If you are not familiar with Orthodox metaphysics and ethics, this way of thinking and view of reality will seem extraordinary. Yet, this is how Christians are supposed to see the world. Every event in life, particularly those of adversary and grief, are an opportunity to repent and to bring us closer to God. We'll see it in action in the third example.
Next I chanced on a music video, described as "a man sits alone in a cathedral, holding the photo of the woman he loved… and lost. The pain he feels is breaking him apart. He visits her grave with flowers, breaking under the weight of goodbye—until something impossible happens".
The 'impossible' is a butterfly fluttering over his beloved's photo, supposedly her soul (or a symbol, or an allegory thereof). This sort of infantile fantasy is what you get when you have no articulated theology, and when 'spirituality' takes the place of 'organized religion'.
Dec. 14, 2025 FactRushMusic: Don’t Despair | Sad Cinematic Vocal — The Divine Sign.
Good grief! This is the flimsy, almost cartoonish spiritual baggage most liberal, secular Westerners go through life with. Nothing more than some vague passing notion of God and the destination of the soul to carry them through life and its hardships. Is it any wonder people can't cope anymore?
The beginning of an answer is coming from Dr Zac Porcu in his midweek post on Substack titled, "Thank You God for the Mold" (link). It may not be available to non subscribers, so I am giving you a broad outline. If you have not signed up yet, you can check out the public playlist of his YouTube lectures here.
Dr Zac, his wife and toddler daughter recently were exiled from their home as it was being treated for mold. The family moved into the living room of his father for a number of weeks, living out of a suitcase.
He is pointing out that American culture is so oriented on happiness and prosperity that there hardly seems to be any place for dealing with stress and adversity. Going to confession, his Confessor told him to thank God in his prayers for the mold and the hardship.
Dr Zac is remarking that we tend to fall into two extremes, from the unchristian, materialistic 'prosperity gospel' to the equally unchristian, gnostic rejection of the physical world as an evil creation of a malevolent God.
We veer from one extreme to the opposite, the 'royal road' being lost. We should appreciate and be thankful for our existence and the good of the physical world, without mistaking it for the supreme good, which is the Kingdom of God
Confronted with the choice whether to fix up the house as a whole in a thorough way as a professional builder might like it, or to accept a lesser quality that would put the house sooner at the disposal of the family and the people they love, the doc chose the latter.
He suggests you could apply this sort of reasoning to many situations in life. Obviously stuff is here to serve us. We should not go about this as if we are here to serve matter. To Christians the physical life is a mere a prologue to the life to come.
In the West we lost every sense of the royal road. An entire timeline can be crafted how we got here (link). Personally I blame Plato's dualism and Hegel's dialectic for most of it. It makes us go from one extreme to the next.

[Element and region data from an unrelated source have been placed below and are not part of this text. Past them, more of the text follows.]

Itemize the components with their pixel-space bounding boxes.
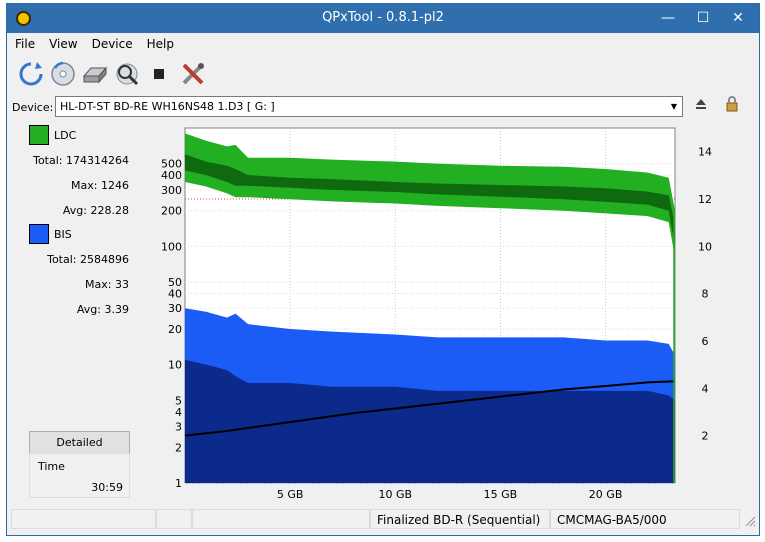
ldc-max: Max: 1246 xyxy=(71,179,129,192)
y-tick-label: 400 xyxy=(161,169,182,182)
x-tick-label: 10 GB xyxy=(379,488,413,501)
time-box: Time 30:59 xyxy=(29,453,130,498)
drive-icon[interactable] xyxy=(81,60,109,88)
media-id-status: CMCMAG-BA5/000 xyxy=(550,509,740,529)
x-tick-label: 15 GB xyxy=(484,488,518,501)
x-tick-label: 5 GB xyxy=(277,488,304,501)
bis-legend-label: BIS xyxy=(54,228,72,241)
time-value: 30:59 xyxy=(91,481,123,494)
detailed-button[interactable]: Detailed xyxy=(29,431,130,454)
y-tick-label: 1 xyxy=(175,477,182,490)
status-cell-3 xyxy=(192,509,370,529)
right-y-tick-label: 4 xyxy=(702,382,709,395)
x-tick-label: 20 GB xyxy=(589,488,623,501)
ldc-legend-label: LDC xyxy=(54,129,77,142)
toolbar xyxy=(7,56,759,94)
maximize-button[interactable]: ☐ xyxy=(686,4,720,33)
bis-max: Max: 33 xyxy=(85,278,129,291)
status-bar: Finalized BD-R (Sequential) CMCMAG-BA5/0… xyxy=(7,507,759,531)
chart-area: 500 400 300 200 100 50 40 30 20 10 5 4 3 2 1 14 12 10 8 6 4 2… xyxy=(142,122,752,504)
time-label: Time xyxy=(38,460,65,473)
device-label: Device: xyxy=(12,101,54,114)
ldc-avg: Avg: 228.28 xyxy=(62,204,129,217)
tools-icon[interactable] xyxy=(179,60,207,88)
right-y-tick-label: 8 xyxy=(702,288,709,301)
eject-icon xyxy=(696,99,706,109)
resize-grip-icon[interactable] xyxy=(744,515,756,527)
menu-help[interactable]: Help xyxy=(139,34,180,51)
y-tick-label: 100 xyxy=(161,240,182,253)
y-tick-label: 30 xyxy=(168,302,182,315)
right-y-tick-label: 2 xyxy=(702,430,709,443)
device-select[interactable]: HL-DT-ST BD-RE WH16NS48 1.D3 [ G: ] ▼ xyxy=(55,96,683,117)
y-tick-label: 20 xyxy=(168,323,182,336)
status-cell-1 xyxy=(11,509,156,529)
right-y-tick-label: 10 xyxy=(698,240,712,253)
y-tick-label: 3 xyxy=(175,421,182,434)
chevron-down-icon: ▼ xyxy=(670,102,678,111)
close-button[interactable]: ✕ xyxy=(721,4,755,33)
y-tick-label: 200 xyxy=(161,205,182,218)
lock-icon xyxy=(726,96,738,112)
y-tick-label: 2 xyxy=(175,441,182,454)
window-title: QPxTool - 0.8.1-pl2 xyxy=(322,10,444,25)
disc-info-icon[interactable] xyxy=(49,60,77,88)
app-window: QPxTool - 0.8.1-pl2 — ☐ ✕ File View Device… xyxy=(6,3,760,536)
right-y-tick-label: 12 xyxy=(698,193,712,206)
menu-device[interactable]: Device xyxy=(84,34,139,51)
device-bar: Device: HL-DT-ST BD-RE WH16NS48 1.D3 [ G… xyxy=(7,94,759,120)
right-y-tick-label: 14 xyxy=(698,146,712,159)
bis-avg: Avg: 3.39 xyxy=(76,303,129,316)
right-y-tick-label: 6 xyxy=(702,335,709,348)
y-tick-label: 300 xyxy=(161,184,182,197)
ldc-legend-swatch[interactable] xyxy=(29,125,49,145)
stop-icon[interactable] xyxy=(145,60,173,88)
bis-legend-swatch[interactable] xyxy=(29,224,49,244)
title-bar[interactable]: QPxTool - 0.8.1-pl2 — ☐ ✕ xyxy=(7,4,759,33)
scan-icon[interactable] xyxy=(113,60,141,88)
bis-total: Total: 2584896 xyxy=(47,253,129,266)
ldc-total: Total: 174314264 xyxy=(33,154,129,167)
y-tick-label: 4 xyxy=(175,406,182,419)
lock-button[interactable] xyxy=(720,95,744,118)
menu-bar: File View Device Help xyxy=(7,34,759,54)
y-tick-label: 40 xyxy=(168,287,182,300)
eject-button[interactable] xyxy=(689,95,713,118)
refresh-icon[interactable] xyxy=(17,60,45,88)
menu-file[interactable]: File xyxy=(7,34,41,51)
scan-chart: 5004003002001005040302010543211412108642… xyxy=(161,127,712,501)
y-tick-label: 10 xyxy=(168,359,182,372)
menu-view[interactable]: View xyxy=(41,34,83,51)
minimize-button[interactable]: — xyxy=(651,4,685,33)
device-value: HL-DT-ST BD-RE WH16NS48 1.D3 [ G: ] xyxy=(60,100,275,113)
disc-type-status: Finalized BD-R (Sequential) xyxy=(370,509,550,529)
status-cell-2 xyxy=(156,509,192,529)
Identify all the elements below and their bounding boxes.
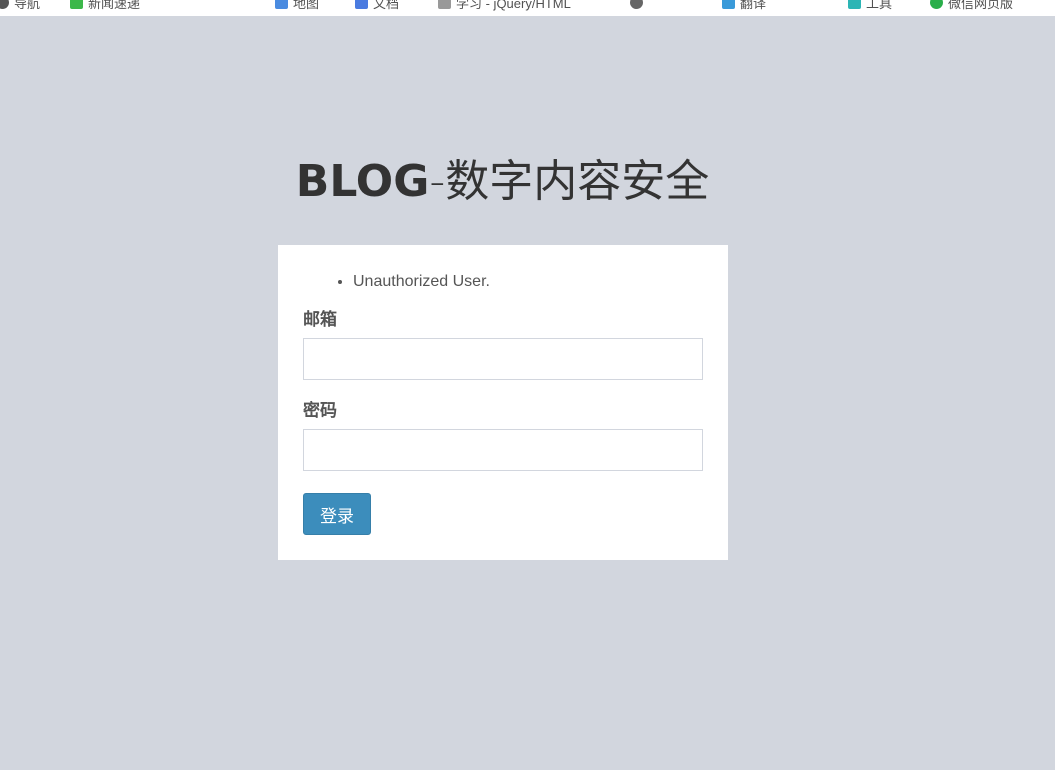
bookmark-item[interactable]: 文档 [355, 0, 399, 11]
bookmark-item[interactable]: 翻译 [722, 0, 766, 11]
bookmark-item[interactable]: 工具 [848, 0, 892, 11]
error-message: Unauthorized User. [353, 270, 703, 294]
logo-bold-text: BLOG [295, 156, 430, 207]
bookmark-item[interactable] [630, 0, 648, 10]
chat-icon [930, 0, 943, 9]
bookmarks-bar: 导航 新闻速递 地图 文档 学习 - jQuery/HTML 翻译 工具 微信网… [0, 0, 1055, 16]
login-button[interactable]: 登录 [303, 493, 371, 535]
email-label: 邮箱 [303, 310, 337, 329]
bookmark-item[interactable]: 新闻速递 [70, 0, 140, 11]
globe-icon [0, 0, 9, 9]
bookmark-icon [70, 0, 83, 9]
clock-icon [630, 0, 643, 9]
bookmark-item[interactable]: 导航 [0, 0, 40, 11]
email-field[interactable] [303, 338, 703, 380]
login-box: Unauthorized User. 邮箱 密码 登录 [278, 245, 728, 560]
bookmark-item[interactable]: 地图 [275, 0, 319, 11]
password-field[interactable] [303, 429, 703, 471]
folder-icon [438, 0, 451, 9]
logo-rest-text: -数字内容安全 [429, 156, 710, 207]
bookmark-item[interactable]: 微信网页版 [930, 0, 1013, 11]
bookmark-item[interactable]: 学习 - jQuery/HTML [438, 0, 571, 11]
error-list: Unauthorized User. [303, 270, 703, 294]
password-label: 密码 [303, 401, 337, 420]
tool-icon [848, 0, 861, 9]
plane-icon [722, 0, 735, 9]
login-logo[interactable]: BLOG-数字内容安全 [0, 150, 1005, 214]
doc-icon [355, 0, 368, 9]
person-icon [275, 0, 288, 9]
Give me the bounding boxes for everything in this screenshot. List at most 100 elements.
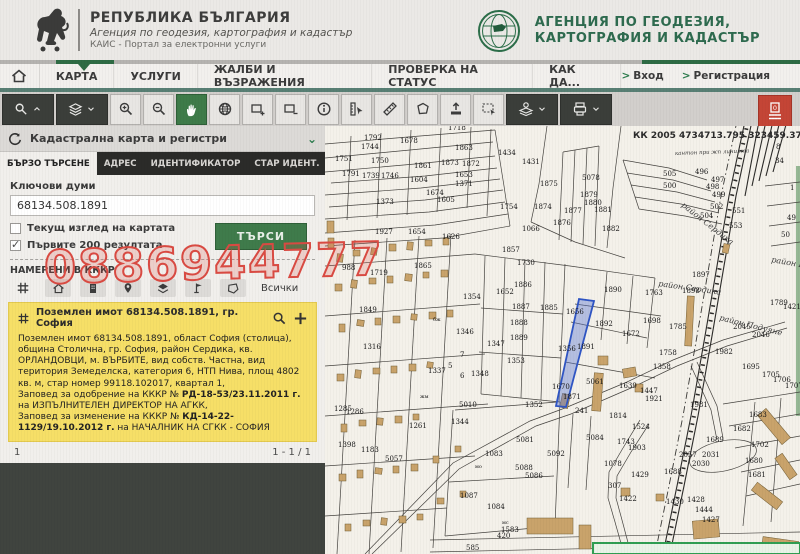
parcel-label: 1739 xyxy=(362,172,380,180)
zones-filter-icon[interactable] xyxy=(220,279,246,297)
zoom-in-button[interactable] xyxy=(110,94,141,125)
register-label: Регистрация xyxy=(694,70,770,82)
selection-rectangle-icon xyxy=(481,101,497,117)
parcel-label: 1707 xyxy=(785,382,800,390)
parcel-label: 1744 xyxy=(361,143,379,151)
parcel-label: 1422 xyxy=(619,495,637,503)
parcel-label: 1670 xyxy=(552,383,570,391)
pan-button[interactable] xyxy=(176,94,207,125)
parcel-label: 1871 xyxy=(563,393,581,401)
search-button[interactable]: ТЪРСИ xyxy=(215,223,307,250)
address-filter-icon[interactable] xyxy=(115,279,141,297)
page-header: РЕПУБЛИКА БЪЛГАРИЯ Агенция по геодезия, … xyxy=(0,0,800,60)
nav-tab-zhalbi[interactable]: ЖАЛБИ И ВЪЗРАЖЕНИЯ xyxy=(198,64,372,88)
identify-coordinates-button[interactable] xyxy=(341,94,372,125)
parcel-label: 7 xyxy=(460,351,464,359)
parcel-label: 1981 xyxy=(690,401,708,409)
visible-layers-button[interactable] xyxy=(506,94,558,125)
current-page[interactable]: 1 xyxy=(14,447,20,458)
info-button[interactable] xyxy=(308,94,339,125)
nav-tab-kakda[interactable]: КАК ДА... xyxy=(533,64,621,88)
parcel-label: 5057 xyxy=(385,455,403,463)
zoom-window-in-button[interactable] xyxy=(242,94,273,125)
panel-collapse-chevron-icon[interactable]: ⌄ xyxy=(307,132,317,146)
parcel-label: 1849 xyxy=(359,306,377,314)
buildings-filter-icon[interactable] xyxy=(45,279,71,297)
parcel-label: 2030 xyxy=(692,460,710,468)
login-chevron-icon: > xyxy=(621,70,630,82)
map-toolbar: 0 xyxy=(0,88,800,126)
ruler-icon xyxy=(382,101,398,117)
units-filter-icon[interactable] xyxy=(80,279,106,297)
layers-filter-icon[interactable] xyxy=(150,279,176,297)
tab-quick-search[interactable]: БЪРЗО ТЪРСЕНЕ xyxy=(0,152,97,175)
search-tool-button[interactable] xyxy=(2,94,54,125)
parcel-label: 50 xyxy=(781,231,790,239)
print-button[interactable] xyxy=(560,94,612,125)
pagination: 1 1 - 1 / 1 xyxy=(10,442,315,463)
parcel-label: 8 xyxy=(776,143,780,151)
login-link[interactable]: >Вход xyxy=(621,70,663,82)
header-green-accent xyxy=(642,60,800,64)
tab-address[interactable]: АДРЕС xyxy=(97,152,144,175)
parcel-label: 1688 xyxy=(664,468,682,476)
home-button[interactable] xyxy=(0,64,40,88)
parcel-label: 1792 xyxy=(364,134,382,142)
parcel-label: 1652 xyxy=(496,288,514,296)
parcel-label: 1892 xyxy=(595,320,613,328)
geodetic-point-filter-icon[interactable] xyxy=(185,279,211,297)
parcel-label: 2031 xyxy=(702,451,720,459)
cadastral-map[interactable]: 1718167817921744175117501863186118731872… xyxy=(325,126,800,554)
parcel-label: 1656 xyxy=(566,308,584,316)
parcel-label: 1678 xyxy=(400,137,418,145)
parcel-label: 1354 xyxy=(463,293,481,301)
parcel-label: 1982 xyxy=(715,348,733,356)
page-range: 1 - 1 / 1 xyxy=(272,447,311,458)
main-navigation: КАРТА УСЛУГИ ЖАЛБИ И ВЪЗРАЖЕНИЯ ПРОВЕРКА… xyxy=(0,60,800,88)
map-green-areas xyxy=(796,166,800,416)
panel-empty-space xyxy=(0,463,325,554)
nav-tab-uslugi[interactable]: УСЛУГИ xyxy=(114,64,197,88)
parcels-filter-icon[interactable] xyxy=(10,279,36,297)
parcel-label: 1758 xyxy=(659,349,677,357)
parcel-label: 1754 xyxy=(500,203,518,211)
zoom-out-button[interactable] xyxy=(143,94,174,125)
upload-icon xyxy=(448,101,464,117)
first-200-label: Първите 200 резултата xyxy=(27,240,162,251)
parcel-label: 5092 xyxy=(547,450,565,458)
tab-old-ident[interactable]: СТАР ИДЕНТ. xyxy=(247,152,326,175)
register-link[interactable]: >Регистрация xyxy=(682,70,770,82)
parcel-label: 1875 xyxy=(540,180,558,188)
full-extent-button[interactable] xyxy=(209,94,240,125)
layers-tool-button[interactable] xyxy=(56,94,108,125)
tab-identifier[interactable]: ИДЕНТИФИКАТОР xyxy=(144,152,248,175)
zoom-to-result-button[interactable] xyxy=(272,311,287,326)
parcel-label: 1682 xyxy=(733,425,751,433)
measure-distance-button[interactable] xyxy=(374,94,405,125)
first-200-checkbox[interactable] xyxy=(10,240,21,251)
parcel-label: 1353 xyxy=(507,357,525,365)
select-region-button[interactable] xyxy=(473,94,504,125)
all-filter-label[interactable]: Всички xyxy=(261,283,298,294)
parcel-label: 1358 xyxy=(653,363,671,371)
measure-area-button[interactable] xyxy=(407,94,438,125)
notifications-button[interactable]: 0 xyxy=(758,95,792,129)
add-result-button[interactable] xyxy=(293,311,308,326)
result-card[interactable]: Поземлен имот 68134.508.1891, гр. София … xyxy=(8,302,317,442)
export-button[interactable] xyxy=(440,94,471,125)
polygon-icon xyxy=(415,101,431,117)
parcel-label: 1861 xyxy=(414,162,432,170)
parcel-label: 1434 xyxy=(498,149,516,157)
current-view-checkbox[interactable] xyxy=(10,223,21,234)
keywords-input[interactable] xyxy=(10,195,315,216)
nav-tab-proverka[interactable]: ПРОВЕРКА НА СТАТУС xyxy=(372,64,533,88)
parcel-label: 1865 xyxy=(414,262,432,270)
bulgaria-coat-of-arms-icon xyxy=(28,5,72,55)
parcel-label: 1751 xyxy=(335,155,353,163)
parcel-label: 1428 xyxy=(687,496,705,504)
result-details: Поземлен имот 68134.508.1891, област Соф… xyxy=(9,331,316,441)
zoom-window-out-button[interactable] xyxy=(275,94,306,125)
parcel-label: 5086 xyxy=(525,472,543,480)
parcel-label: 1683 xyxy=(749,411,767,419)
parcel-label: 1421 xyxy=(783,303,800,311)
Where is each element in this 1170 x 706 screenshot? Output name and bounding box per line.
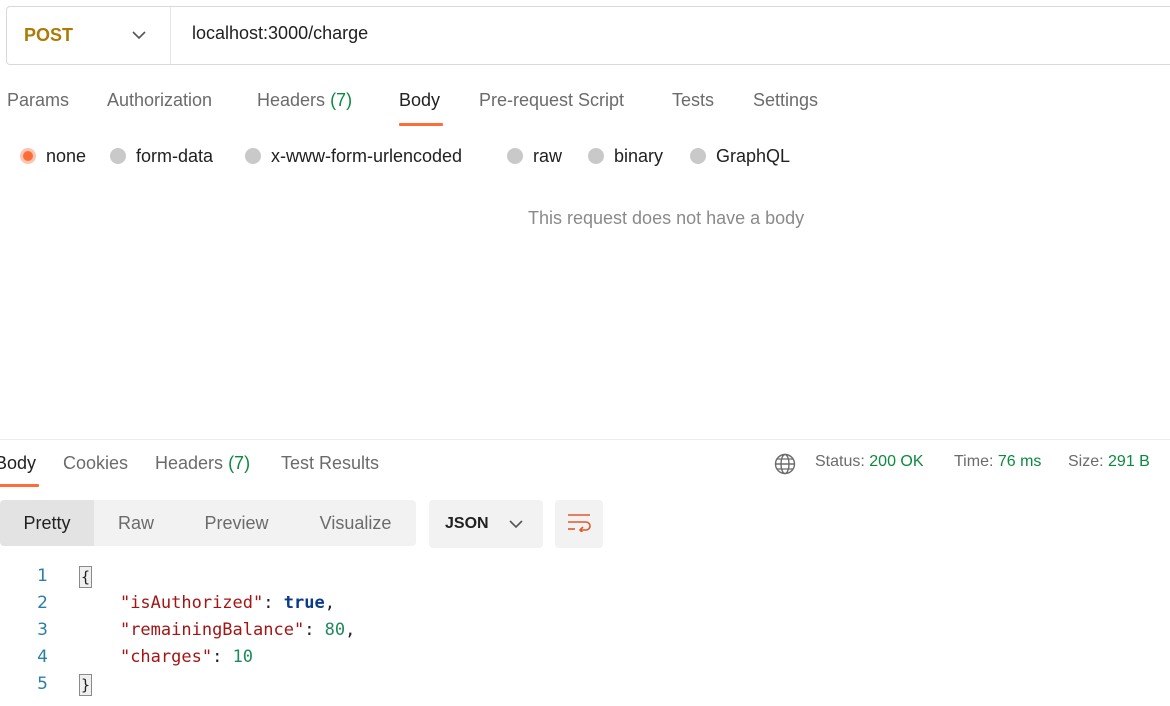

It also goes to our inability to prioritize. The notion of the hierarchy of things has been lost in the West since the Scholastic period. But applying hierarchy, a scale of most important to the contingent, requires discernment and judgement. Wisdom, in fact.
There is an entire complex of issues why people in the West are having problems in dealing with adversity and grief. The roots go deep and are complex. One thing is certain: infantile cartoon fantasies are not going to help the situation. But thanking God for whatever we have, goes a long way!